Antonio Murgia is the pioneering ‘Maestro’ who reinvented Italian Contemporary Pop Art. His expressive and intensive colours bring back reminiscences from the Italian group of Pop Artists who began to embrace the values explored in American Pop Art; drastically, changing the meaning of contemporary art after the Second World War: the visual expressions of an economic boom, of history and artistic heritage and the worlds of films and advertising.

The Term Pop Art is indeed the abbreviation of popular art through new technologies and the shapes of mass communication.

However, Antonio Murgia does not invent a revolutionary technique, as he often cites, but rather creates a new iconography. His monumental women faces lost in space and background, are the irreversible impact on the way we see the world and think about Art, through our subconscious, conscious and superconscious. Sensual intense lines of colours create powerful women profiles that seem to liberate our inner emotions: their eyes pierce our souls enlightening them in a burning flame of multiple realities.

My first glimpse of Antonio Murgia’s romantic expressive existentialism was through a phone call, a very long phone call which would not have ended after two hours of endless exchanges among Chaos and Order if were not for attending my very first dinner after two months of ‘corona house arrest’. Antonio Murgia’s voice brought my mind through a virtual pop gallery tour where my emotions were bouncing in bold, overwhelming and colourful strokes leading myself to be the only witness of my subconscious ecstatic fears.

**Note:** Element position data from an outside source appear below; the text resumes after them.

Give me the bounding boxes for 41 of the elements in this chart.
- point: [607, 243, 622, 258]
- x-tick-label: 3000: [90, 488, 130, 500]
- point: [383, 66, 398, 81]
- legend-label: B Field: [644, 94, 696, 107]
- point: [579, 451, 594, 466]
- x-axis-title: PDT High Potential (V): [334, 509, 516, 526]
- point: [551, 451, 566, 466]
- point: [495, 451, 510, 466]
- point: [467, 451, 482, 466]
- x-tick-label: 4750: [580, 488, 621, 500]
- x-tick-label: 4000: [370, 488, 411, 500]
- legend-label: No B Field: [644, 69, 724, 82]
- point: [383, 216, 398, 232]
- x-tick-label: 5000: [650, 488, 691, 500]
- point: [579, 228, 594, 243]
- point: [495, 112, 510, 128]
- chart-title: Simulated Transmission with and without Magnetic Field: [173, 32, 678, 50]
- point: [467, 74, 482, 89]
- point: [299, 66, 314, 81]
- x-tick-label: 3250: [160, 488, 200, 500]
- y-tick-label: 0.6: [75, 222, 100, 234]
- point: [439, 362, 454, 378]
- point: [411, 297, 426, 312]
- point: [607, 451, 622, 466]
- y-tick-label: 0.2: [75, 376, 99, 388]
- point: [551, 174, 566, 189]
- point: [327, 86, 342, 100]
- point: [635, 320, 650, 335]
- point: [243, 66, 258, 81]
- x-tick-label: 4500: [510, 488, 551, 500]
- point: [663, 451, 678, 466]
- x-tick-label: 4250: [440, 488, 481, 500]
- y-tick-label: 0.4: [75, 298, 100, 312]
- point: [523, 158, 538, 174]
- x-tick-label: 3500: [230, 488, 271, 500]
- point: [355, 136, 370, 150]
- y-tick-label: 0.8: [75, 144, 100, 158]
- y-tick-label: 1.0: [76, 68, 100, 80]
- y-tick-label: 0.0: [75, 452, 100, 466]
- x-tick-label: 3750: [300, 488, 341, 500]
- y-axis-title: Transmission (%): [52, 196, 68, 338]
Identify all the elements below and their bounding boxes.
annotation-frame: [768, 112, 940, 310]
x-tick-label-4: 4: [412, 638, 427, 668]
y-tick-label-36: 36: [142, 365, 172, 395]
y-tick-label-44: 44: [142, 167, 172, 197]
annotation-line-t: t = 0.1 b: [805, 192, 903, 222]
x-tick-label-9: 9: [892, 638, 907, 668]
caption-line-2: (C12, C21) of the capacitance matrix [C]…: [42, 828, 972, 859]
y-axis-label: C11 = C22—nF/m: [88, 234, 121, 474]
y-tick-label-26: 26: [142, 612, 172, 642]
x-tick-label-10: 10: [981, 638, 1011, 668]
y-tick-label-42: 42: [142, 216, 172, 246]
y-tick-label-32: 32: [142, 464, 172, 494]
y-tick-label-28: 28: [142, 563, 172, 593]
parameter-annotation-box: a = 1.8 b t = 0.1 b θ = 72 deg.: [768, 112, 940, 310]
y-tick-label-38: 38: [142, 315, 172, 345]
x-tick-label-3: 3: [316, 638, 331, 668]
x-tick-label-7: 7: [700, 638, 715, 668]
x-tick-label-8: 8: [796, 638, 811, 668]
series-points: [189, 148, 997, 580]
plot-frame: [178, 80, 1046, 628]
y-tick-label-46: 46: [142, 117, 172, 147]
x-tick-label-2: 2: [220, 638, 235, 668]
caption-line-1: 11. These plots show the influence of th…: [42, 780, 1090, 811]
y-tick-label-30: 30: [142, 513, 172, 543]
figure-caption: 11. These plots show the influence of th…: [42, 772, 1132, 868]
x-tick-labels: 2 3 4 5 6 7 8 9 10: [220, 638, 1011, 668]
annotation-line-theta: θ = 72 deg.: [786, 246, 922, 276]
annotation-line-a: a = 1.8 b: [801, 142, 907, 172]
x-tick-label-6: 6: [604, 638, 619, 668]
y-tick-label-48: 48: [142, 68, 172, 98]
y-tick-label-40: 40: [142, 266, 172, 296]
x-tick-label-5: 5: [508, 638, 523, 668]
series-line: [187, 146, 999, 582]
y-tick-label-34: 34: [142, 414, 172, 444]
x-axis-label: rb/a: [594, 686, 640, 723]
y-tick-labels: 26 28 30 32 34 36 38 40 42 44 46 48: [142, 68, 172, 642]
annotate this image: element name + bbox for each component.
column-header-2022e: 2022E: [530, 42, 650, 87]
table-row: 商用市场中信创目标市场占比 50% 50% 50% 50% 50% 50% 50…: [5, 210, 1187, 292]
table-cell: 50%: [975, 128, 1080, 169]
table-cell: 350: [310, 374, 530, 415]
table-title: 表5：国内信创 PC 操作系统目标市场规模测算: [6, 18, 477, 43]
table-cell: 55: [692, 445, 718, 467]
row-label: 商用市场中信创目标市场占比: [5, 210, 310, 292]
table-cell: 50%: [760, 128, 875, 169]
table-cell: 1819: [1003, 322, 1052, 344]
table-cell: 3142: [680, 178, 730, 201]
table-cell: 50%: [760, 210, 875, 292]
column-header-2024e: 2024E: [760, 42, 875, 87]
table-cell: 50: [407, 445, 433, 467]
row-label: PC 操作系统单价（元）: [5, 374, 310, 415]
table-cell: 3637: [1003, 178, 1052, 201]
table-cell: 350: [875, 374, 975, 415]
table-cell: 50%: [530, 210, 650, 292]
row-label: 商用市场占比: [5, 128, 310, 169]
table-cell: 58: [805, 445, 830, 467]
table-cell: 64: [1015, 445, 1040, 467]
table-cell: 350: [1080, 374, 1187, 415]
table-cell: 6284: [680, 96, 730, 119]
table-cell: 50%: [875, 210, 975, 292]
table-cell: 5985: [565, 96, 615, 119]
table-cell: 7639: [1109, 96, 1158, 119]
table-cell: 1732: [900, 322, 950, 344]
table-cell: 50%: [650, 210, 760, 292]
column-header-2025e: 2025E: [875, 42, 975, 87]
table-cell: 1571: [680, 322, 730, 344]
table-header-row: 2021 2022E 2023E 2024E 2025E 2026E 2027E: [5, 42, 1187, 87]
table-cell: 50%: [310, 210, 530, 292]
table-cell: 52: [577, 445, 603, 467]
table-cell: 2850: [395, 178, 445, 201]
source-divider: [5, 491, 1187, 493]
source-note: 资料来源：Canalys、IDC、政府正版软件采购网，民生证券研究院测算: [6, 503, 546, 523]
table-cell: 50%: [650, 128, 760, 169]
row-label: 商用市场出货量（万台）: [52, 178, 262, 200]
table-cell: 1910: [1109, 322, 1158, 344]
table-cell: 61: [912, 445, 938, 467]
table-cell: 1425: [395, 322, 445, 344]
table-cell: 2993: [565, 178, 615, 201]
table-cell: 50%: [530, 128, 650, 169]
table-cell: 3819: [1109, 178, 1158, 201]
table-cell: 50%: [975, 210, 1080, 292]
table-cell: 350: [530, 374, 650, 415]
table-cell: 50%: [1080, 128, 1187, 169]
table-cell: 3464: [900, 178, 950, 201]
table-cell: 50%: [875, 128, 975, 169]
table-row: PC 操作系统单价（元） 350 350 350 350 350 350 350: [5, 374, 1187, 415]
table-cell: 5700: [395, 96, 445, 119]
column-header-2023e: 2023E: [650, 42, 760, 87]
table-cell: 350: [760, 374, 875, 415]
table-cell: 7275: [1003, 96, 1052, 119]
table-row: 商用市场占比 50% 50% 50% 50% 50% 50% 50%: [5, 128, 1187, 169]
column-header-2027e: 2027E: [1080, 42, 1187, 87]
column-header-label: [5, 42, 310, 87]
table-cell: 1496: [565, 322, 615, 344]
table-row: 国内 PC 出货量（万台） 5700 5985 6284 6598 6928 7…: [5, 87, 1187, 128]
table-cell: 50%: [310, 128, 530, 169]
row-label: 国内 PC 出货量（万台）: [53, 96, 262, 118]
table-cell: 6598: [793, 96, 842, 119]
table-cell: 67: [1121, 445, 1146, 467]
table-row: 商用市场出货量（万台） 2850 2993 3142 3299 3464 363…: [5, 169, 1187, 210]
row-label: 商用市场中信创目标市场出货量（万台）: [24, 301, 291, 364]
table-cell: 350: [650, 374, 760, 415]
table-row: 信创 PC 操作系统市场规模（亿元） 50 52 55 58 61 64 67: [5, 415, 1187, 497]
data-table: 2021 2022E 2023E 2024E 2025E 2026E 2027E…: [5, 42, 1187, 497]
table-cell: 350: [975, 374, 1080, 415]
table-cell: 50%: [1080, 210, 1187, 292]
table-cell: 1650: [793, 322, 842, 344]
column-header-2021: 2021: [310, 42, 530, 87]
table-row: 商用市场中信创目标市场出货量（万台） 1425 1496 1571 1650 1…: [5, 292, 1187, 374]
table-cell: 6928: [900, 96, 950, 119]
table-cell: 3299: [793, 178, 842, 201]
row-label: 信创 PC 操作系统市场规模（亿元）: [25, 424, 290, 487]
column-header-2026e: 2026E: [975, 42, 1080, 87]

Antonio Murgia’s story is like an oneiric journey: He was born in 1956 in Sarroch, in one of the most fascinating and unspoiled Italian Islands, Sardinia, a suspended land between present and future where colours are born before diffusing in every corner of the world, according to an old saying. This concept of connecting reason and imagination influenced Antonio Murgia throughout his search for identity. He moved with his family to Nord Italy where he studied at the “Accademia delle Belle Arti di Brera” in Milan.

His successful artistic career started to surface the verisimilitude anguish of the present Italian economic instability and therefore, Murgia stopped at once. He worked for an Italian tv channel and even directed the realisation of various films in the late ’80s including the first edition of the Turin Film Festival. He became a musician and only later painting reconverted Murgia to his initial passion:  his colourful sensual and powerful strokes being our map through human pathos.

His series ‘Oros Project’ are the epitome of Murgia’s search for the fight and encounter among Order and chaOs, abstract against figurative, man and women, reason and imagination. His words are the most overwhelming poetry whispered to one’s soul: ‘Our existence develops among Chaos and Order… in my work. Chaos is in the eye of the beholder. My work does not generate psychological chaos but a chromatic exasperation through which the observer identify himself from what he sees’.

Illusion is disillusion, reality divides between appearing and being, emphasising the dialogue’s contemplation of ones ‘emotions.